Johann Sebastian Bach
1685–1750  
Suite Nr. 5 c-Moll, BWV 1011  
Preludium–Allemande–Courante–Sarabande–Gavotte–Gigue
aus ‘6 Suites à Violoncello solo senza basso’, Köthen um 1720


Einstimmige Musik von Meistern der Mehrstimmgkeit
Johann Sebastian Bachs um 1720 entstandene Solowerke für Violin und Violoncello sind die letzten Vertreter einer sehr alten Tradition die im Venedig des 16. Jhs. - in der Übergang zwischen Renaissance und Barock - ihr Anfang nahm. Um Mehrstimmigkeit auf solistische Instrumentalstimmen zu realisieren waren die damaligen Komponisten architektonisch vorgegangen: musikalische Elemente wurden wiederholt, vergrößert, ineinander gefügt, und erzeugten eine Illusion von Mehrstimmigkeit. Die Ricercata konnte aus damaliger Perspektive als ornamentierte Gregorianik aufgefasst werden. (Palestrinas Messen wurden gar als 'polyfon ausgeschriebene Gregorianik' beschrieben). Aus einer rückblickenden Perspektive können wir sie als eine Vorform der Fuge einordnen. Homophonie und Polyphonie bedingten einander und existierten über mehrere Jahrhunderte hin parallel. Aus dieser Tradition wuchs die Soloricercata hervor. Silvestro Ganassis 1542 erchienene Ricercate für Gambe gehören zu den ältesten Beispielen. Ganasso war Gambaist und Flötist und wirkte am Markusdom sowie als Hofmusiker des Dogen.

Im späten 17. Jh. etablierte sich Bologna zum wichtigsten Musikzentrum zwischen Rom und Venedig. An der Capella von San Petronio wurden unter Maurizio Cazzatis Leitung zum ersten Mal größere Gruppen von Streichern eingesetzt. Parallel dazu entwickelte sich durch die unabhängige ‹Accademia Filarmonico›eine quasi-experimentelle Instrumentalmusik, die anders als die eher theatralische venezianische Sonate für Details und Nuancen offen war. Die Accademia wurde mit den Jahren sehr einflußreich und zählte neben Musiker wie Arcangelo Corelli und Giuseppe Torelli sowie die legendären Cellisten der Capella der Basilika San Petronio; Franseschini, Gabrielli und Jacchini, zu ihren Mitgliedern. Von den aus diesem Umfeld entstandenen Werksammlungen für Cello solo sind Giovanni Battista Degli Antoniis 'Ricercate sopra il Violoncello‘ die bedeutendsten. 'Ricercata' (Ricercar) ist hier in der älteren Bedeutung als 'Satz im präfugalen Stil' zu verstehen. Die mehrstimmig angelegte Werke sind mit architektonischer Konsequenz ausgearbeitet. Die Strukturen sind mehrheitlich um Primzahlen aufgebaut was den sakralen Charakter unterstreicht; Primzahlen, da unteilbar, wurden als unzerstörbar oder 'ewig' betrachtet. Johann Sebastian Bachs `6 Suites à Violoncello Solo senza basso' sind wohl etwa drei Jahrzehnte später entstanden und bieten einen Überblick über verschiedene Stilarten des Spätbarocks; freie Präludien, französische Ouvertüren, Fugen, Toccaten und ein Spektrum von Tanzformen in ihren italienischen und französischen Stilisierungen. Auch Degli Antonii's Ricercate fehlt es nicht an Tanzelemente, aber sie sind nicht mit der Struktur des Satzes synonym. Beide Sammlungen erstaunen durch ihren Umfang; es sind die bisher größten Werksammlungen für Cello solo.
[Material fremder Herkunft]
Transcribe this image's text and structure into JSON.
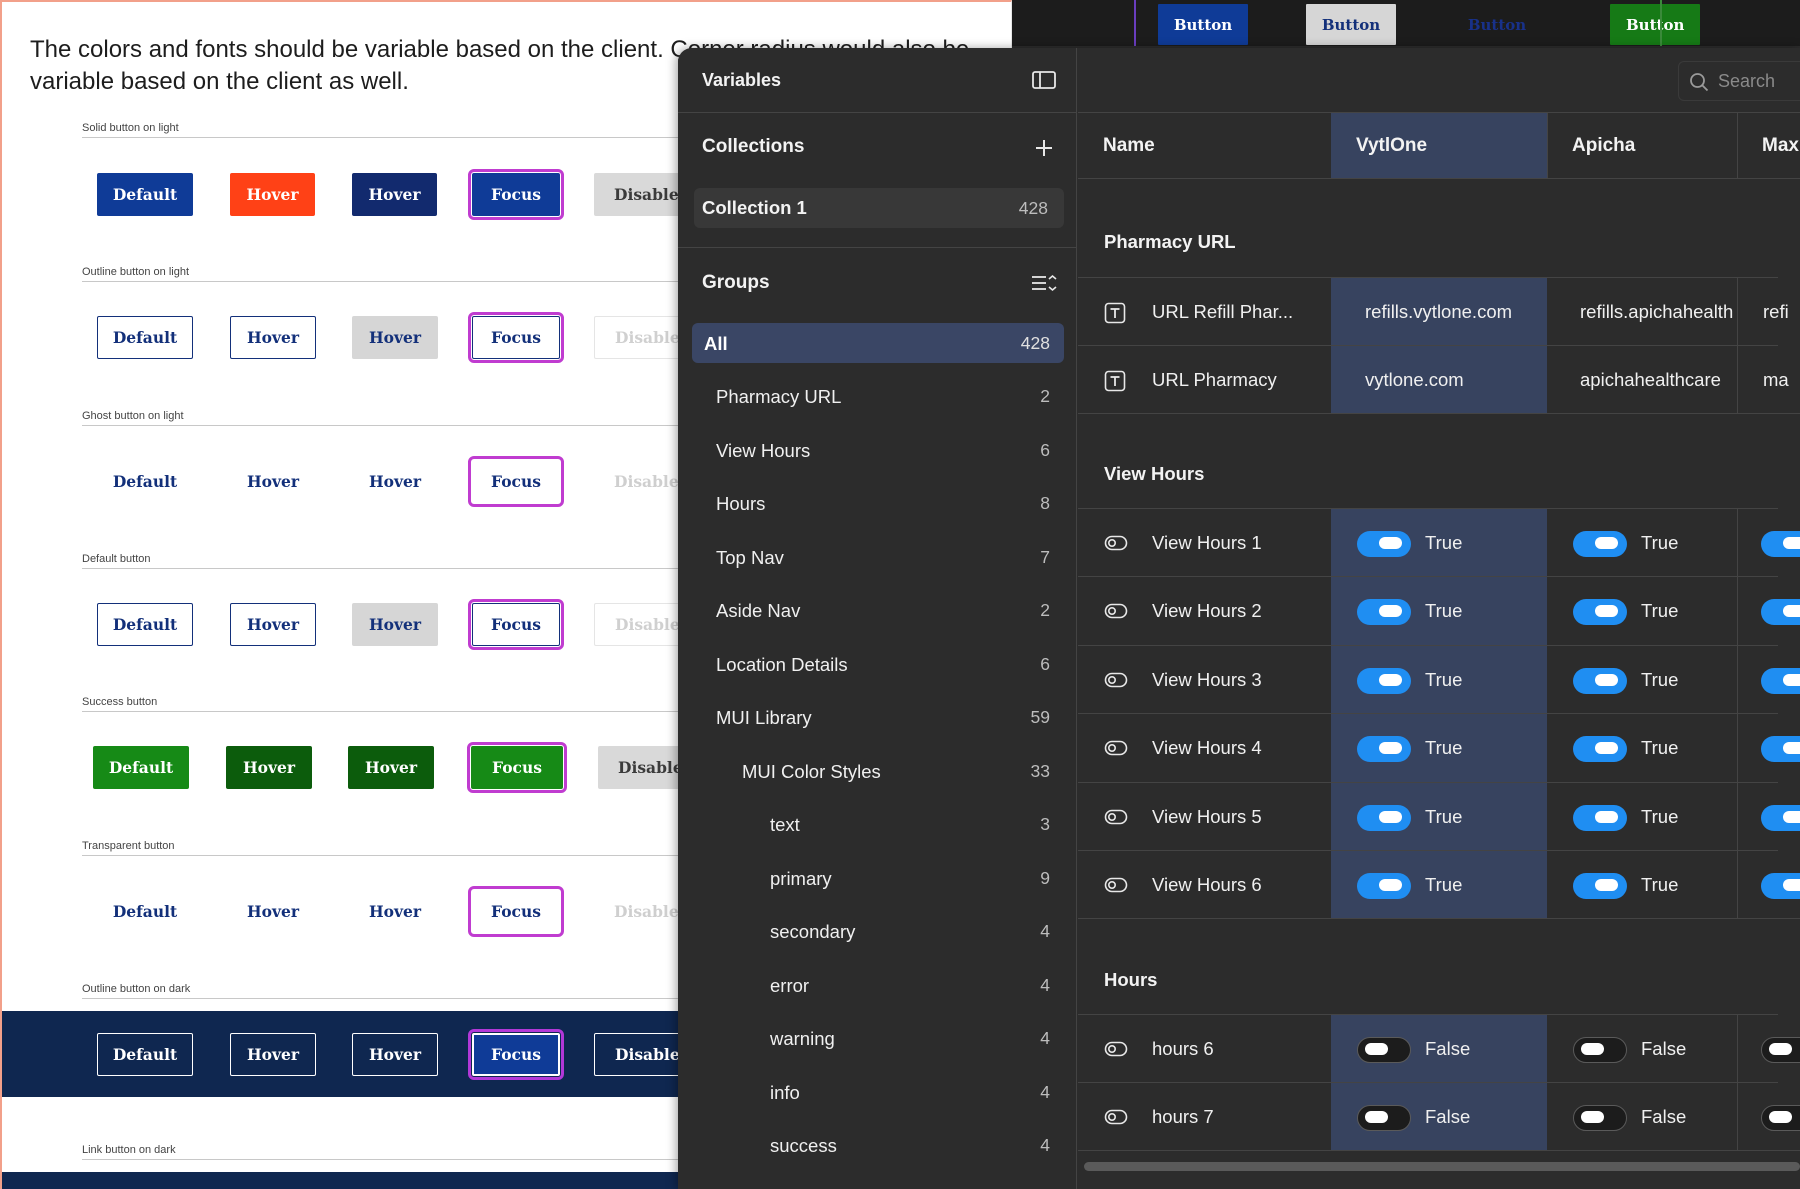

Die Entstehungshintergründe sind unklar. Sind es didaktische Werke, oder wurden sie in öffentlichen Kammerkonzerten oder am Hof vorgetragen? Oder sind sie für die Messe bzw. für den Gottesdienst gedacht? Eine schöne Verwandschaft zwischen den beiden Sammlungen finden wir in den jeweils letzten Werken (Ricercata XII bzw. Suite Nr. 6) die beiden in D-Dur - der Tonart von Ostern und Auferstehung - stehen. Mit handwerklicher Sorgfalt, durch steigende Bewegungen über das ganze Register des Violoncellos, ist dieser Symbolik in die Musik hineingemeisselt worden.
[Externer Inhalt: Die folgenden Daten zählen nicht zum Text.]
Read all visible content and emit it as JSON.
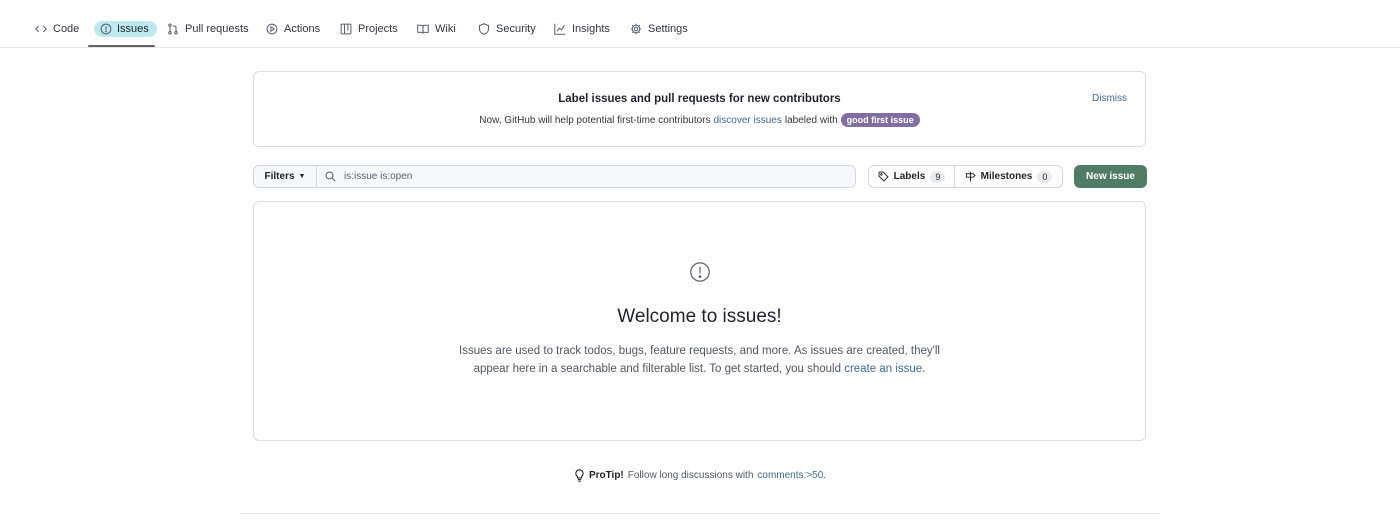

Ludwig Frankmar (*Falun 1960) stammt aus einer schwedischen Kirchenmusikerfamilie. Nach Studien in seiner Heimatstadt Malmö bei Guido Vecchi war er als Orchestermusiker an der Barcelona Oper und als Solocellist der Göteborger Oper tätig, sowie, nach Studien bei Thomas Demenga an der Musik-Akademie Basel, als Solocellist der Camerata Bern. Als er 1995 den Orchesterberuf verließ, beschäftigte er sich zuerst v.a. mit zeitgenössischer Musik. Kontakte und Zusammenarbeit mit Kirchenmusikern führten ihn zur Alten Musik und zur historischen Aufführungspraxis. Er lebt in Berlin.